Will we see a similar shift this time? Quite possibly, but if so, it will take time and all assets will not shift at the same time. In the 2001 shift, foreign stocks continued to fall with US stocks through the bear market as did US value stocks. But gold rose 21% from 2001 to 2003 as stocks continued to fall, starting a bull market interrupted only briefly by the 2008 crisis. Gold continued to rise, even as the dollar tried to find a bottom, finally peaking in 2011. The dollar index started a rally that year that carried it 45% higher to today’s current level.
Gold seems to be more sensitive to these shifts than other assets. Despite the much-noted “strong” dollar of the last few years, gold has rallied strongly. It actually made its low at the end of 2015, but it didn’t really take off until late 2018. From a September 2018 low, gold has risen 25%. It has corrected the last few weeks with everything else but less than half the loss in stocks. Now we could see if it resumes its uptrend.
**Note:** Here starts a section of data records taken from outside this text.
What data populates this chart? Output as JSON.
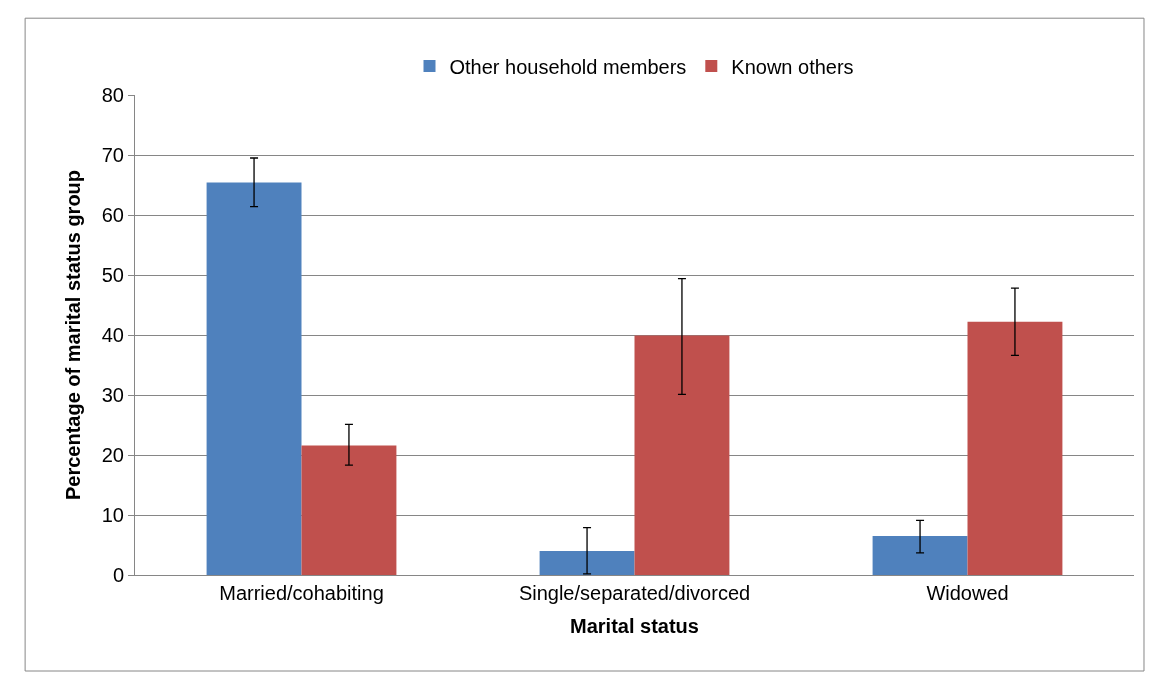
{
  "chart_data": {
    "type": "bar",
    "xlabel": "Marital status",
    "ylabel": "Percentage of marital status group",
    "categories": [
      "Married/cohabiting",
      "Single/separated/divorced",
      "Widowed"
    ],
    "series": [
      {
        "name": "Other household members",
        "color": "#4f81bd",
        "values": [
          65.4,
          4.0,
          6.5
        ],
        "errors": [
          [
            61.4,
            69.5
          ],
          [
            0.2,
            7.9
          ],
          [
            3.7,
            9.1
          ]
        ]
      },
      {
        "name": "Known others",
        "color": "#c0504d",
        "values": [
          21.6,
          39.9,
          42.2
        ],
        "errors": [
          [
            18.3,
            25.1
          ],
          [
            30.1,
            49.4
          ],
          [
            36.6,
            47.8
          ]
        ]
      }
    ],
    "ylim": [
      0,
      80
    ],
    "yticks": [
      0,
      10,
      20,
      30,
      40,
      50,
      60,
      70,
      80
    ],
    "grid": "y",
    "legend": "top"
  }
}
In additions, the virus and its geographical impact started originally in China and later on showed up in other Asian countries. However, it appears they have done a much better job of containing the outbreak as these nationals are starting to get back to work. Unfortunately, some nations such as Hong Kong and Taiwan are still taking containment measures against a secondary outbreak driven by visiting foreigners carrying the virus.
Assuming these countries don’t relapse, they will lead the global economy out of the crisis. One would think that Europe would start to recover next with the US coming last, but it may be more or less the same time. We haven’t yet seen a peak in Italy’s new cases but the timeline for other countries has the peak around week 3 or 4, so maybe soon. The rest of Europe would presumably be later with the US on about the same timeline. That’s the optimistic view of many.